Social media has many plusses and minuses that can be endlessly debated. One thing I’ve noticed is that people often focus on the negatives of its existence long before praising the benefits. The recent Facebook user-data controversy is a perfect example.
What I do love about social media is the ability to connect with interesting people who reside worlds away that I would’ve never been able to meet otherwise. Living in Appleton, Wisconsin, working full-time, and raising kids limits my international tour opportunities. I’d love to travel more, but other fiscal responsibilities take precedence.
I’ve used my LinkedIn network to connect with and learn from people in all corners of the globe. The education I’ve received from those contacts are the kind I would’ve never received in a traditional classroom or even the domestic workplace. With the world relying on stereotypes and the media feeding us mostly negative stories, it’s easy to form perceptions that aren’t always entirely accurate.
Thanks to those connections, I met Ibrahim Al-Haidos from Qatar on LinkedIn. Ibrahim is the owner of Fursan (www.fursan.qa), a company that creates and sells high-end bespoke handbags. Frankly, he’s the first person from Qatar I’ve ever spoken to in my life.

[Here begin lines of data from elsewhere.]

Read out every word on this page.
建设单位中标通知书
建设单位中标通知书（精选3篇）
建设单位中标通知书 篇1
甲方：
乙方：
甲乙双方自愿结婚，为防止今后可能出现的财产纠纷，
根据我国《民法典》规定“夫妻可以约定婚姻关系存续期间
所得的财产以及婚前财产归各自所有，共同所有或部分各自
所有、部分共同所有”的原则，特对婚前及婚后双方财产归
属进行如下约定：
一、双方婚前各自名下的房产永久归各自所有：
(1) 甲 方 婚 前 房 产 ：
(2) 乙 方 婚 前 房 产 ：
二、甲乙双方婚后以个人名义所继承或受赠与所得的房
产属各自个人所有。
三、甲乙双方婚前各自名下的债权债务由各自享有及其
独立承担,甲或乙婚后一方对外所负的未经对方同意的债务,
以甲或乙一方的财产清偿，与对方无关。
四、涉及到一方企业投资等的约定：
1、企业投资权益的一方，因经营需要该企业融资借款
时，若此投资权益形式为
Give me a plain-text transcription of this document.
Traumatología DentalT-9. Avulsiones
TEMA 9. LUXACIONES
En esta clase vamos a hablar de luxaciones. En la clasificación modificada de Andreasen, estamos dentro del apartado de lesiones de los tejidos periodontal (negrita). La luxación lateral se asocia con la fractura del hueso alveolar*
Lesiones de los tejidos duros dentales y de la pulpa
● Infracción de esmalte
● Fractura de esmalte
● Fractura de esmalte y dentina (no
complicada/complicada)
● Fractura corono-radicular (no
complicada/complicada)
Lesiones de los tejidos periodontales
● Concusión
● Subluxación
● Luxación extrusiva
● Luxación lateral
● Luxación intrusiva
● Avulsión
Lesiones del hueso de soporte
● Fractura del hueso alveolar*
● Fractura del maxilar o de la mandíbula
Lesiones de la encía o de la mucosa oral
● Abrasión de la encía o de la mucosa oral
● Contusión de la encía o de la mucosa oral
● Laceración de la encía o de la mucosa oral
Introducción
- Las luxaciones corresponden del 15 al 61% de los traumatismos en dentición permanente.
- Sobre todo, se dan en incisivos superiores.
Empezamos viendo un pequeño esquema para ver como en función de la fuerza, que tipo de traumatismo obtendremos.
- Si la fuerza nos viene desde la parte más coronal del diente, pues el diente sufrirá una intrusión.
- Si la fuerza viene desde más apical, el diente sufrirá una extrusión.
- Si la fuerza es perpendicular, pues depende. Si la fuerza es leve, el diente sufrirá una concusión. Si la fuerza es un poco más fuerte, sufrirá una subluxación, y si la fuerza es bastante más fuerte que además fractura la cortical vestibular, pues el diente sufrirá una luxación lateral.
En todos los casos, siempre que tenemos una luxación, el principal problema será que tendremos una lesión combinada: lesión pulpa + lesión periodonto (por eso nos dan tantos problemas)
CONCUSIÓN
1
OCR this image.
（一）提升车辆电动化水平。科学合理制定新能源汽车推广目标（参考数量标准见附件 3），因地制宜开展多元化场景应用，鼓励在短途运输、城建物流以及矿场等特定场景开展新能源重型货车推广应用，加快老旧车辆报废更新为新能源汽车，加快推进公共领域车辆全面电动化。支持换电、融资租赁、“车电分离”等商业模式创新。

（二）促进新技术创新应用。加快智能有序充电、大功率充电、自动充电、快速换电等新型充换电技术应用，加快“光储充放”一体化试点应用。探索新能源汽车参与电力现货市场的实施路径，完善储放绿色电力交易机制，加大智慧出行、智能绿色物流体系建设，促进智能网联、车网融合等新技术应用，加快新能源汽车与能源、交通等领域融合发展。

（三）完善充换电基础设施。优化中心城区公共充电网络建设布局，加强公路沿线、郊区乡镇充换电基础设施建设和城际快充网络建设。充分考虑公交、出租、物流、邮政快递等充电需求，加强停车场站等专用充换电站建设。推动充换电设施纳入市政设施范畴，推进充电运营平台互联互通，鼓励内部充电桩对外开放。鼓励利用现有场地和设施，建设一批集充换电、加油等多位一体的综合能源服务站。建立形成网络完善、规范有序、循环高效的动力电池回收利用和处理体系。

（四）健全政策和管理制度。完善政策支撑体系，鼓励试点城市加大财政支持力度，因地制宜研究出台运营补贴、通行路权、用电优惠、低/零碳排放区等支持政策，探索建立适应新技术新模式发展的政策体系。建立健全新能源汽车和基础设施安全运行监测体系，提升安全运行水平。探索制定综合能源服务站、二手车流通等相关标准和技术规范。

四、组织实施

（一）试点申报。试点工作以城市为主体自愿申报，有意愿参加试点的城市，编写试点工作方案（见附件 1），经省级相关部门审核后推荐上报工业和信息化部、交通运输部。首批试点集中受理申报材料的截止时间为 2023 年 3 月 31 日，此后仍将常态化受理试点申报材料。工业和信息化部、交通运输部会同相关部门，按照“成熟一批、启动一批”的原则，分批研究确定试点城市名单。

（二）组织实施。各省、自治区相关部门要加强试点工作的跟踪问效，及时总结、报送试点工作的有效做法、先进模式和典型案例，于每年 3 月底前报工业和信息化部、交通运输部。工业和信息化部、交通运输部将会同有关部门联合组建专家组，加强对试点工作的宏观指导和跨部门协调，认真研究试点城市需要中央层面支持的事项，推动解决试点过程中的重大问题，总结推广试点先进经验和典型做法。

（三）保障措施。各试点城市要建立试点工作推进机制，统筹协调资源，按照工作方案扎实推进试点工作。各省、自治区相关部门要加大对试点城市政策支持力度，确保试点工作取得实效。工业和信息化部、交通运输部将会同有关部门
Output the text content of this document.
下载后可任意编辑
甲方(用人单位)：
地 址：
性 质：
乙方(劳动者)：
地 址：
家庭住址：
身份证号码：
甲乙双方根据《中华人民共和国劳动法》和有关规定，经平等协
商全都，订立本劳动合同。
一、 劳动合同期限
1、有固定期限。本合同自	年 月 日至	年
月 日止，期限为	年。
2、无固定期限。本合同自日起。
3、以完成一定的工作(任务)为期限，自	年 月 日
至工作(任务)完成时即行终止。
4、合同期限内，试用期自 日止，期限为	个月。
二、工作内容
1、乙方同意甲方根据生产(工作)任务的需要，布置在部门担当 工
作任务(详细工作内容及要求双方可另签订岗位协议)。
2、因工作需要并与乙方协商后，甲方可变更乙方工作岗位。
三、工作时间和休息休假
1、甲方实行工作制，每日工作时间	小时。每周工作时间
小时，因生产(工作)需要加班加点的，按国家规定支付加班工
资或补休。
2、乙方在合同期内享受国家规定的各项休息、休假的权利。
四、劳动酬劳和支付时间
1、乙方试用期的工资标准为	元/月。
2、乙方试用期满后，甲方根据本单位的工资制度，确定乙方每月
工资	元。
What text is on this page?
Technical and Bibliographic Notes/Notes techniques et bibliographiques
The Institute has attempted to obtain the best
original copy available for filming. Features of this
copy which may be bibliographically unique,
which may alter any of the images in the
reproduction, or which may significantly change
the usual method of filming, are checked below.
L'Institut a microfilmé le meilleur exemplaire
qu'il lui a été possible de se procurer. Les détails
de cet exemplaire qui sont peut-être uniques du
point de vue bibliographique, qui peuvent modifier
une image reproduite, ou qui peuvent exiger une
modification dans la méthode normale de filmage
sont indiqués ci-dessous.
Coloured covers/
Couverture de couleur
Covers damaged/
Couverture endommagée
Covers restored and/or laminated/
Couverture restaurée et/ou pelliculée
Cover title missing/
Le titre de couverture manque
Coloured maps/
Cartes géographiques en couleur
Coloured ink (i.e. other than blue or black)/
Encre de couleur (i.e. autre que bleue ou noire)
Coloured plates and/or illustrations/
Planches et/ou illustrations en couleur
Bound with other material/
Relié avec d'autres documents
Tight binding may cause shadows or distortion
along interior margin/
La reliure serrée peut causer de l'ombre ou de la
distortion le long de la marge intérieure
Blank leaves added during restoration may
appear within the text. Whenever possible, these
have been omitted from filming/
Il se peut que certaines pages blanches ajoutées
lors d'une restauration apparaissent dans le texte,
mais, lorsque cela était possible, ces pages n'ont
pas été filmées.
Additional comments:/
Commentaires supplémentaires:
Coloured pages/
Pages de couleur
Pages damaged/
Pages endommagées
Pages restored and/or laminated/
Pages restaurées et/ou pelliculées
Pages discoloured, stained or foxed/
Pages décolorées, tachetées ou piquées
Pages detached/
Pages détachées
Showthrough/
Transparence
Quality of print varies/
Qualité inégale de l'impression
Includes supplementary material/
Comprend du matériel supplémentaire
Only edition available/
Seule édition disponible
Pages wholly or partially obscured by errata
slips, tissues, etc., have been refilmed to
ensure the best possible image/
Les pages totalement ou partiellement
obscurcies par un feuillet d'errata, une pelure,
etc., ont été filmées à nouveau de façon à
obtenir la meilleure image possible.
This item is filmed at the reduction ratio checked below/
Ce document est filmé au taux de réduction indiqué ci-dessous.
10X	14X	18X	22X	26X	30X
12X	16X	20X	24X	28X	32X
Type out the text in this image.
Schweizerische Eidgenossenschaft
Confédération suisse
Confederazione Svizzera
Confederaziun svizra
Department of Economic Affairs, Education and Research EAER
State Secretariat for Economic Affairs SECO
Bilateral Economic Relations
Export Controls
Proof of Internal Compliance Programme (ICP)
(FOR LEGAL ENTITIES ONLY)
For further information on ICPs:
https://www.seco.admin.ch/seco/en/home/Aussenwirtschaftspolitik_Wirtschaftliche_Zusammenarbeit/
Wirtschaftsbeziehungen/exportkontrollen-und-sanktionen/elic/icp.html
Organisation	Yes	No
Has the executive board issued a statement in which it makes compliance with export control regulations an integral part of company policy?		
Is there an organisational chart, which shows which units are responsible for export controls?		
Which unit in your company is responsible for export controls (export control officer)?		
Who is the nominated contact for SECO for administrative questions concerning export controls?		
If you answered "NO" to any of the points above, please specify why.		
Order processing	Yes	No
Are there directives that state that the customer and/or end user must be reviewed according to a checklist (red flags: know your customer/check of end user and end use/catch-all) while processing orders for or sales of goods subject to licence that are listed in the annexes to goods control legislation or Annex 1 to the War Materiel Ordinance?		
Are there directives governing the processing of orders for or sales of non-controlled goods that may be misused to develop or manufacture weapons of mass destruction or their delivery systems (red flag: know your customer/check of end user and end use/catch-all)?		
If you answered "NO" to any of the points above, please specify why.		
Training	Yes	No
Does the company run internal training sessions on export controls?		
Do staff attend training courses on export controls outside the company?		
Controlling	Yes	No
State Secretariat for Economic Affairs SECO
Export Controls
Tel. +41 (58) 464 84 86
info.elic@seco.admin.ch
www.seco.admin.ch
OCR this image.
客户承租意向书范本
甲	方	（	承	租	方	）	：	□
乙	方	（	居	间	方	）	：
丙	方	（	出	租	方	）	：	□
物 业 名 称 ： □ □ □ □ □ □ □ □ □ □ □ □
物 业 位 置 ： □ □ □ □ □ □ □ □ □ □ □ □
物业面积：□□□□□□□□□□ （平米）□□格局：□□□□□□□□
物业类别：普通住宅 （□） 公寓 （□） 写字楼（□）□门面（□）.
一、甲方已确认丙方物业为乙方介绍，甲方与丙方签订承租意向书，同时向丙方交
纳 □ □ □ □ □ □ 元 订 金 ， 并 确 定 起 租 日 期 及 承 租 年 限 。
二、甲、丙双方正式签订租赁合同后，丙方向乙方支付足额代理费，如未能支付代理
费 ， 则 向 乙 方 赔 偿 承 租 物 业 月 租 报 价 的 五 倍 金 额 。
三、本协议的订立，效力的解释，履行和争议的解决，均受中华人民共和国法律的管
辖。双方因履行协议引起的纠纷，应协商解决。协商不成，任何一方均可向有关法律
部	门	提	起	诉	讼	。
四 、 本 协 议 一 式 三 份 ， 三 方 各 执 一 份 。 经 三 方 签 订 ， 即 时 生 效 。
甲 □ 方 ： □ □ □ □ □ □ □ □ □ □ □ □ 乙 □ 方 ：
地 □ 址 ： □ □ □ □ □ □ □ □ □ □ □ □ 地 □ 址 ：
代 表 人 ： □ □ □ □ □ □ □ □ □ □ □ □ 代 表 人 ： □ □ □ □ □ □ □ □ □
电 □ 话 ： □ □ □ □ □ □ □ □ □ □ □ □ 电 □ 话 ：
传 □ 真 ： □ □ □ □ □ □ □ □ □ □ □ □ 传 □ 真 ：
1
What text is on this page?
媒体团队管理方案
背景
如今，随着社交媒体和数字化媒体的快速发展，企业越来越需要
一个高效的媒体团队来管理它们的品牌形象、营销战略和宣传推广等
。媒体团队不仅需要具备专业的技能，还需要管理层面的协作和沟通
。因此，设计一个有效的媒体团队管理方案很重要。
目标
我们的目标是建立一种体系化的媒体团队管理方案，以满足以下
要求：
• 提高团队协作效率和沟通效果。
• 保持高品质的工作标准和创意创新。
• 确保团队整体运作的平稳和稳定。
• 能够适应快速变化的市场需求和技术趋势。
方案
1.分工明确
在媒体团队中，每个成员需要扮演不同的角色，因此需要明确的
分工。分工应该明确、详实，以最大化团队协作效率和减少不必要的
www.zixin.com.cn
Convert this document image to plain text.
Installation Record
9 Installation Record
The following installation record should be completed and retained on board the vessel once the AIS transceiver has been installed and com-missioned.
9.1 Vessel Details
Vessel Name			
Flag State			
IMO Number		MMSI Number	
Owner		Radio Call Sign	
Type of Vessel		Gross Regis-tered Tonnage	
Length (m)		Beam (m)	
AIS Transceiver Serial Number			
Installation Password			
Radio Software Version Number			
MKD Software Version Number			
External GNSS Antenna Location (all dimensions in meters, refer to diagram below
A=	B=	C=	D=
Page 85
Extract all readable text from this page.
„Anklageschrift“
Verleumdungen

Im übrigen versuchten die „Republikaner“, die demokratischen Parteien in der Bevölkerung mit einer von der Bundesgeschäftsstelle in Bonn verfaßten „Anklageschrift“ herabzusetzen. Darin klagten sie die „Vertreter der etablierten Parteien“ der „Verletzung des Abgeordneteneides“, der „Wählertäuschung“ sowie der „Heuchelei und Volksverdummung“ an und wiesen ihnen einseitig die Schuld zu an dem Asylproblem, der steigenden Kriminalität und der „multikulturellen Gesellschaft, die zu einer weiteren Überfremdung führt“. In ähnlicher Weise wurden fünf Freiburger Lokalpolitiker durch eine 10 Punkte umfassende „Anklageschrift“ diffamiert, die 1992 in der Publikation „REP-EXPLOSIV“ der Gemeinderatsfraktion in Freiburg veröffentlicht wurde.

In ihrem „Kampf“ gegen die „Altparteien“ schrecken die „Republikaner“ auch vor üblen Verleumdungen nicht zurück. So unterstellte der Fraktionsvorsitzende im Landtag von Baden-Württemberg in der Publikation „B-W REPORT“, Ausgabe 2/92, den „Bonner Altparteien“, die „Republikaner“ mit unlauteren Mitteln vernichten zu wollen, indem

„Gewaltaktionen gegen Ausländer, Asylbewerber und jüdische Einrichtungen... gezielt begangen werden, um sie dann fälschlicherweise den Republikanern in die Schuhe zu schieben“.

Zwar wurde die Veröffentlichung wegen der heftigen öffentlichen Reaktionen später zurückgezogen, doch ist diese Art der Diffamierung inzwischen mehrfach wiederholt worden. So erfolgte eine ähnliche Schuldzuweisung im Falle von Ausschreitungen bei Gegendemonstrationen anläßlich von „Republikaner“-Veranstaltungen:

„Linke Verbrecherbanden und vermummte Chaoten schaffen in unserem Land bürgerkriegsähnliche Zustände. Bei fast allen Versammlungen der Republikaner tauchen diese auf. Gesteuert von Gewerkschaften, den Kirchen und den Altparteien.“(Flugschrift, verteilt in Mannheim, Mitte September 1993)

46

More importantly, Ibrahim is on a mission to empower women by offering them a great career at his company. Qatar is in the Middle East and borders Saudi Arabia in the Persian Gulf, an area where challenges to female advancement in the workplace are known to be far more significant than others global locales.
His goal? Helping to change that perception by employing and empowering as many women as possible.
Here’s what he shared with me.
Andy Books: Your company’s mission is one that I highly admire. Why do you feel so passionately about empowering women?
Ibrahim Al-Haidos: In Qatar, women are treated equally to men in the workplace and society.
I believe in my heart that women are the crowning jewel of every society. Their contributions should never be diminished in any way. Instead, we should celebrate their abilities and empower them.
I’ve felt this way my entire life, and it stems from having such strong women role models in my life and business. They have taught me so much.
For example, I support and focus on women in the workforce by encouraging and supporting their participation in continuing their education through various technologies and tools. I also promote ongoing discussion around gender equality. We recently celebrated International Women’s Day at the workplace which is a celebration of female achievement and a special day to remind everyone of women’s contributions to society.
Andy Books: Let’s talk about execution for a minute. How do you plan to empower women, not only in the Middle East but on a global level with your brand?
Ibrahim Al-Haidos: The way we have set up our organizational structure at FURSAN, the roles are a great fit for the skills that many female applicants have. It’s not that we discriminate against males at all. However, by the nature of our business, our customers are predominantly women.
As Fursan grows and we expand our business model on a global level, we are certain that we can provide amazing employment opportunities for women all around the world from entry-level through executive-level positions.
Andy Books: What will a successful mission look like for you? How will you know that your company is not only making women look more stylish, but also empowering them to achieve more in the business world?
Ibrahim Al-Haidos: Wow, I love this question, Andy! It’s something I’ve thought about a lot.
Success for Fursan will be achieved when we are doing business in all markets around the world and have become a brand that stands out everywhere. We will have a full global workforce that has provided countless employment opportunities for women.
However, regarding our mission to empower women in the business world, I will know that is a success when they are able to use the experience and skills they gained working for Fursan to create bigger and better opportunities for themselves. While you never want to see your top talent leave your company, there is something very gratifying about seeing them grow and achieve more in their careers.
Knowing I am helping create future female business leaders in the Middle East is very gratifying. There is no glass ceiling strong enough to hold them back anymore.
Up to this point, my perception of almost any city in the Middle East was anything but a progressive class that embraced and welcomed professional female contributions. I envisioned a burka-clad feminine indentured servitude designed to suppress growth and innovation. A few short minutes changed that perception.
It’s truly amazing what we can learn about the world when we take the time to use technology to have real conversations with real people. For me, this was a virtual instruction about relying less on stereotypes and the headlines to form our global opinions. No question there are areas of our world that still practice a dark-age mentality, but there is plenty of evidence that the times are changing.
Like a CEO in Qatar who is unabashedly passionate about championing women in the workplace.